A move to discontinue a High Court Appeal by a New Zealand group could signpost an opportunity for a new chapter in Manuka’s history in which greater collaboration between the New Zealand and Australian Manuka Honey Industries can flourish.
“This is a win for everyone because it means we can bring a greater focus to working together,” said Beekeeper and Founder of Australia’s Manuka Michael Howes.
“Spending money and time working cooperatively is clearly mutually beneficial to both Australia and New Zealand. We look forward to continuing to build the Australian Manuka Honey industry and we are confident that we can again join forces with New Zealand to bring this powerful medicinal honey to the world.”
The New Zealand Manuka Honey Appellation Society (MHAS) recently discontinued their High Court appeal in the United Kingdom, which means the previous 2021 UK IPO ruling in Australian beekeepers’ favour stands and there is no restraint or trademark on Manuka naming rights. MHAS has also withdrawn their application for the ‘Manuka Honey’ certification mark in the European Union.
This is a significant win for the Australian Manuka honey industry, which is forecast to be worth around $1.27 billion in annual trade by 2027. This result means Australian Manuka honey producers can sell their products in the UK and Europe under the globally recognised ‘Manuka’ name.

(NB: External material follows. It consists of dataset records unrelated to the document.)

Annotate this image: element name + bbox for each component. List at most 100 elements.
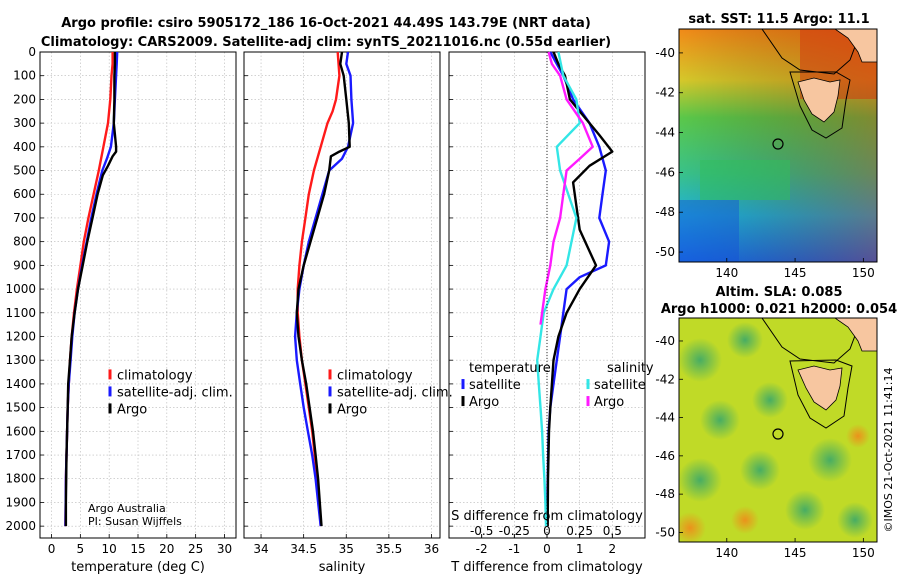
secondary-x-tick-label: 0.25 [566,524,593,538]
sla-eddy [727,322,763,358]
title-line-2: Climatology: CARS2009. Satellite-adj cli… [41,35,611,50]
sla-eddy [740,450,780,490]
x-tick-label: 5 [77,542,85,556]
y-tick-label: 1100 [5,306,36,320]
legend-label: Argo [469,395,499,410]
x-tick-label: 35.5 [376,542,403,556]
sst-tasmania [797,77,841,123]
sla-eddy [837,502,873,538]
y-tick-label: 800 [13,235,36,249]
x-axis-label: T difference from climatology [450,560,643,575]
legend-label: climatology [337,368,413,383]
sst-map-title: sat. SST: 11.5 Argo: 11.1 [688,12,869,27]
map-x-tick-label: 145 [784,266,807,280]
legend-label: Argo [594,395,624,410]
sla-bathy-contour-tas [789,359,853,429]
x-tick-label: 2 [609,542,617,556]
sst-mainland [834,29,877,63]
map-y-tick-label: -48 [655,205,675,219]
sla-tasmania [797,365,843,411]
series-line [64,52,118,527]
secondary-x-axis-label: S difference from climatology [451,509,643,524]
legend-label: climatology [117,368,193,383]
difference-panel-extras: temperature salinity satellite Argo satellit… [451,52,654,538]
map-y-tick-label: -42 [655,372,675,386]
secondary-x-tick-label: 0 [543,524,551,538]
map-y-tick-label: -46 [655,449,675,463]
series-line [295,51,351,527]
credit-line-2: PI: Susan Wijffels [88,515,182,528]
legend-label: satellite-adj. clim. [117,385,233,400]
x-tick-label: 30 [217,542,232,556]
x-axis-label: temperature (deg C) [71,560,205,575]
panel-frame [243,51,441,539]
sla-eddy [808,438,852,482]
secondary-x-tick-label: -0.25 [499,524,530,538]
sla-float-marker [772,428,784,440]
sla-mainland [834,318,877,352]
map-x-tick-label: 140 [715,266,738,280]
y-tick-label: 700 [13,211,36,225]
y-tick-label: 300 [13,116,36,130]
y-tick-label: 1300 [5,353,36,367]
sst-map: sat. SST: 11.5 Argo: 11.1 140 145 150 -40 -4… [655,12,878,280]
y-tick-label: 1400 [5,377,36,391]
x-tick-label: 25 [188,542,203,556]
x-tick-label: 10 [102,542,117,556]
legend-title-salinity: salinity [607,361,654,376]
x-tick-label: 1 [576,542,584,556]
y-tick-label: 2000 [5,519,36,533]
legend-label: satellite [594,378,646,393]
sla-map-title-2: Argo h1000: 0.021 h2000: 0.054 [661,302,897,317]
sla-map-title-1: Altim. SLA: 0.085 [716,285,843,300]
legend-label: satellite [469,378,521,393]
x-tick-label: 0 [543,542,551,556]
legend-title-temperature: temperature [469,361,551,376]
map-y-tick-label: -42 [655,86,675,100]
sla-eddy [679,338,722,382]
profile-panel-1: 0100200300400500600700800900100011001200… [5,45,237,575]
sst-bathy-contour-tas [789,71,851,139]
map-y-tick-label: -50 [655,245,675,259]
y-tick-label: 600 [13,187,36,201]
y-tick-label: 100 [13,69,36,83]
x-tick-label: 34.5 [290,542,317,556]
profile-panel-2: 34 34.5 35 35.5 36 salinity climatology satelli… [243,51,453,575]
legend-label: Argo [117,402,147,417]
x-tick-label: 35 [339,542,354,556]
x-tick-label: -1 [508,542,520,556]
sla-warm-eddy [731,506,759,534]
y-tick-label: 1600 [5,424,36,438]
y-tick-label: 200 [13,92,36,106]
sla-map: Altim. SLA: 0.085 Argo h1000: 0.021 h200… [655,285,897,560]
secondary-x-tick-label: -0.5 [470,524,493,538]
series-line [546,51,614,527]
sst-cold-patch [679,200,739,262]
sst-float-marker [772,138,784,150]
sst-map-frame [678,28,878,263]
map-x-tick-label: 150 [852,546,875,560]
secondary-x-tick-label: 0.5 [603,524,622,538]
sla-warm-eddy [846,424,870,448]
map-y-tick-label: -44 [655,411,675,425]
sla-eddy [700,400,740,440]
sla-eddy [785,490,825,530]
series-line [536,51,581,527]
map-y-tick-label: -48 [655,487,675,501]
y-tick-label: 1200 [5,329,36,343]
map-x-tick-label: 140 [715,546,738,560]
timestamp-stamp: ©IMOS 21-Oct-2021 11:41:14 [882,367,895,532]
x-tick-label: 15 [130,542,145,556]
map-y-tick-label: -40 [655,334,675,348]
y-tick-label: 1500 [5,401,36,415]
y-tick-label: 400 [13,140,36,154]
sla-map-frame [678,317,878,543]
map-y-tick-label: -50 [655,525,675,539]
series-line [539,51,594,325]
profile-panels: 0100200300400500600700800900100011001200… [5,45,646,575]
x-tick-label: 0 [48,542,56,556]
sst-map-ticks: 140 145 150 -40 -42 -44 -46 -48 -50 [655,46,874,280]
map-x-tick-label: 150 [852,266,875,280]
map-y-tick-label: -46 [655,165,675,179]
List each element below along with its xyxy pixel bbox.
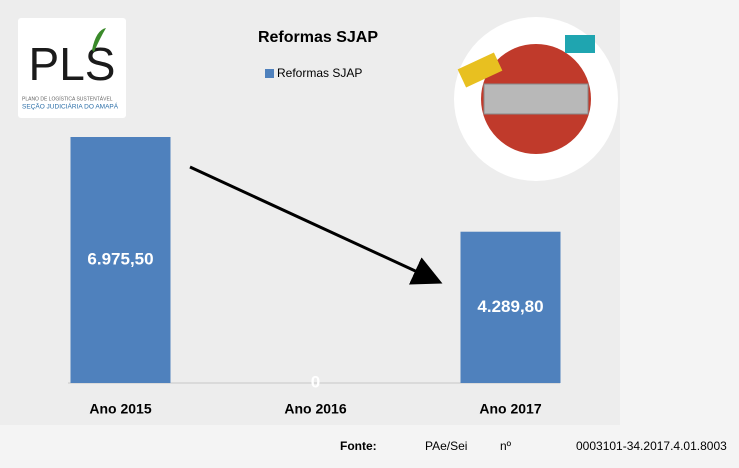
tools-image (454, 17, 618, 181)
value-label: 6.975,50 (87, 249, 153, 268)
footer-label: Fonte: (340, 439, 377, 453)
x-tick-label: Ano 2015 (89, 401, 151, 417)
footer-number: 0003101-34.2017.4.01.8003 (576, 439, 727, 453)
chart-title: Reformas SJAP (258, 29, 378, 46)
chart: PLS PLANO DE LOGÍSTICA SUSTENTÁVEL SEÇÃO… (0, 0, 739, 463)
page: PLS PLANO DE LOGÍSTICA SUSTENTÁVEL SEÇÃO… (0, 0, 739, 463)
x-tick-label: Ano 2016 (284, 401, 346, 417)
logo-line1: PLANO DE LOGÍSTICA SUSTENTÁVEL (22, 95, 113, 102)
logo-mark: PLS (29, 38, 116, 90)
logo-line2: SEÇÃO JUDICIÁRIA DO AMAPÁ (22, 102, 119, 111)
legend-swatch (265, 69, 274, 78)
value-label: 0 (311, 372, 320, 391)
value-label: 4.289,80 (477, 297, 543, 316)
x-tick-label: Ano 2017 (479, 401, 541, 417)
footer-system: PAe/Sei (425, 439, 467, 453)
footer-number-label: nº (500, 439, 512, 453)
legend-label: Reformas SJAP (277, 66, 362, 80)
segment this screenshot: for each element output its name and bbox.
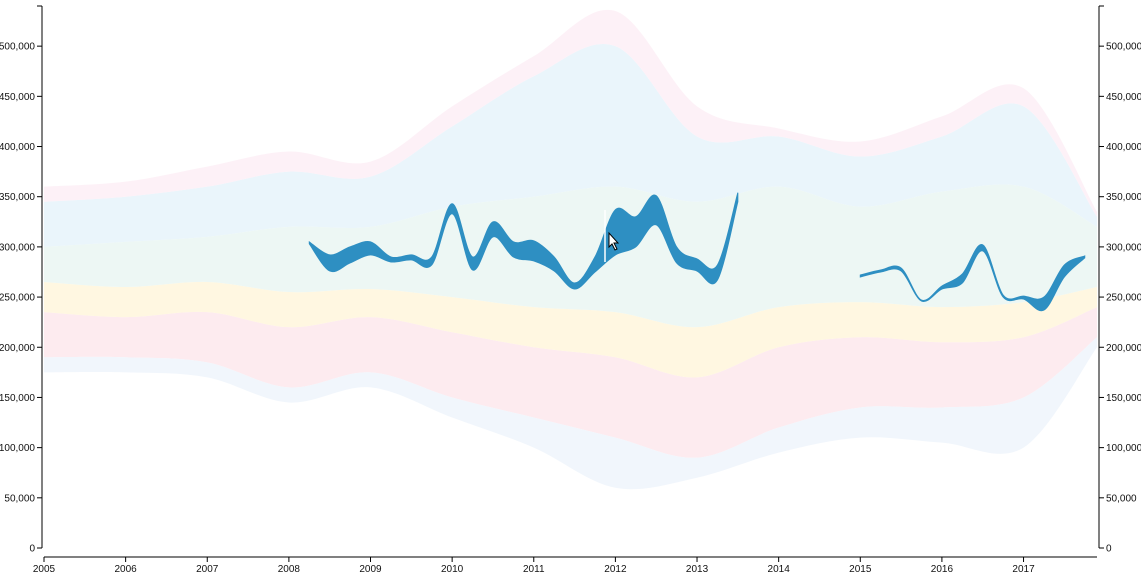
y-tick-label-right-150,000: 150,000 [1106,393,1141,404]
y-tick-label-left-200,000: 200,000 [0,343,35,354]
y-tick-label-right-300,000: 300,000 [1106,242,1141,253]
x-tick-label-2011: 2011 [523,564,545,575]
background-layer-4 [44,184,1097,328]
y-tick-label-right-50,000: 50,000 [1106,493,1137,504]
y-tick-label-right-0: 0 [1106,544,1112,555]
x-tick-label-2013: 2013 [686,564,709,575]
x-tick-label-2012: 2012 [604,564,627,575]
y-tick-label-left-300,000: 300,000 [0,242,35,253]
highlighted-stream-layers[interactable] [308,192,1086,312]
x-tick-label-2008: 2008 [278,564,301,575]
x-tick-label-2006: 2006 [115,564,138,575]
y-tick-label-right-200,000: 200,000 [1106,343,1141,354]
y-axis-left: 0 50,000 100,000 150,000 200,000 250,000 300,0… [0,5,43,555]
y-tick-label-left-100,000: 100,000 [0,443,35,454]
background-layer-2 [44,307,1097,458]
y-axis-right: 0 50,000 100,000 150,000 200,000 250,000 300,0… [1098,5,1141,555]
y-tick-label-left-450,000: 450,000 [0,92,35,103]
x-tick-label-2015: 2015 [849,564,872,575]
highlighted-layer-segment-2[interactable] [859,244,1086,312]
y-tick-label-right-250,000: 250,000 [1106,293,1141,304]
y-tick-label-right-100,000: 100,000 [1106,443,1141,454]
x-tick-label-2017: 2017 [1012,564,1035,575]
y-tick-label-left-500,000: 500,000 [0,42,35,53]
background-layer-3 [44,281,1097,378]
x-tick-label-2009: 2009 [359,564,382,575]
x-tick-label-2007: 2007 [196,564,219,575]
x-tick-label-2005: 2005 [33,564,56,575]
x-tick-label-2010: 2010 [441,564,464,575]
background-stream-layers [44,9,1097,490]
y-tick-label-right-450,000: 450,000 [1106,92,1141,103]
x-tick-label-2016: 2016 [931,564,954,575]
y-tick-label-left-50,000: 50,000 [4,493,35,504]
y-tick-label-right-350,000: 350,000 [1106,192,1141,203]
y-tick-label-left-350,000: 350,000 [0,192,35,203]
background-layer-5 [44,9,1097,217]
background-layer-1 [44,43,1097,247]
highlighted-layer-segment-1[interactable] [308,192,739,290]
background-layer-6 [44,337,1097,490]
y-tick-label-right-400,000: 400,000 [1106,142,1141,153]
x-tick-label-2014: 2014 [768,564,791,575]
x-axis: 2005 2006 2007 2008 2009 2010 2011 2012 2013 2014… [33,556,1097,575]
y-tick-label-left-400,000: 400,000 [0,142,35,153]
mouse-cursor-icon [608,231,620,251]
y-tick-label-left-150,000: 150,000 [0,393,35,404]
y-tick-label-left-0: 0 [29,544,35,555]
y-tick-label-left-250,000: 250,000 [0,293,35,304]
y-tick-label-right-500,000: 500,000 [1106,42,1141,53]
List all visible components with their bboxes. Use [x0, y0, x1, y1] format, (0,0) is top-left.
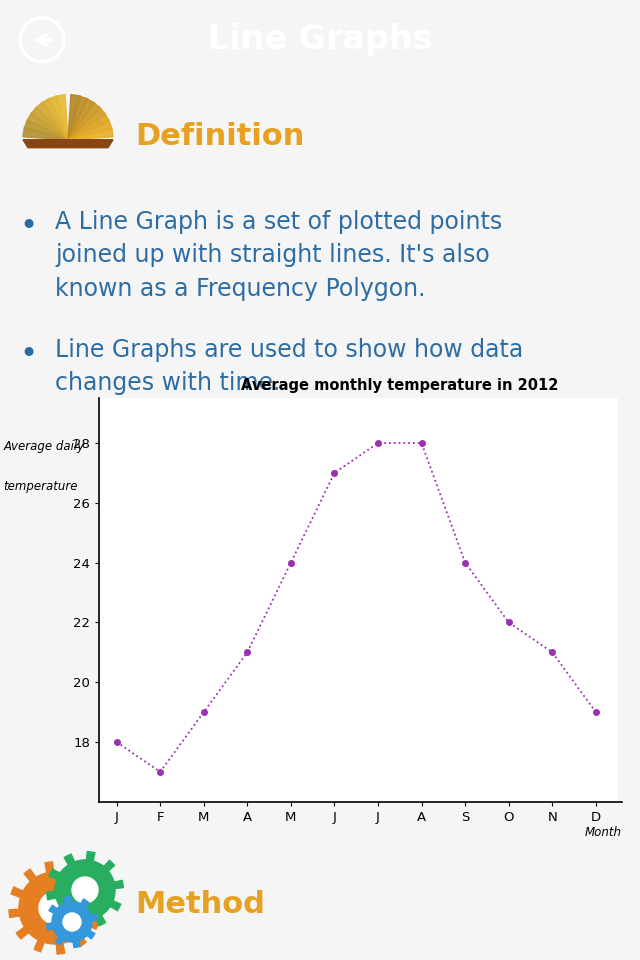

There is a growing demand for Manuka honey for consumption and for use in medicinal and wellbeing products. The withdrawal of this appeal means Australian growers now have the legal right to use the word Manuka to label their products. This decision gives Australian Manuka honey producers greater certainty for Manuka honey trade in the UK, Europe and other world markets.
Manuka is an Australian native plant, and the term Manuka honey has long been used in Australia to describe this unique medicinal honey. There are over 80 species of Leptospermum plants, all native to Australia. One of these species, Leptospermum scoparium is widespread and flourishes in southern parts of Australia; it is also found in New Zealand.
Australian and New Zealand scientists have been collaborating and working as a team to discover more about Manuka honey benefits, and how its medicinal properties advance our wellbeing for many years. Bringing this court case to a close enables more collaboration and mutual growth in the industries of both countries.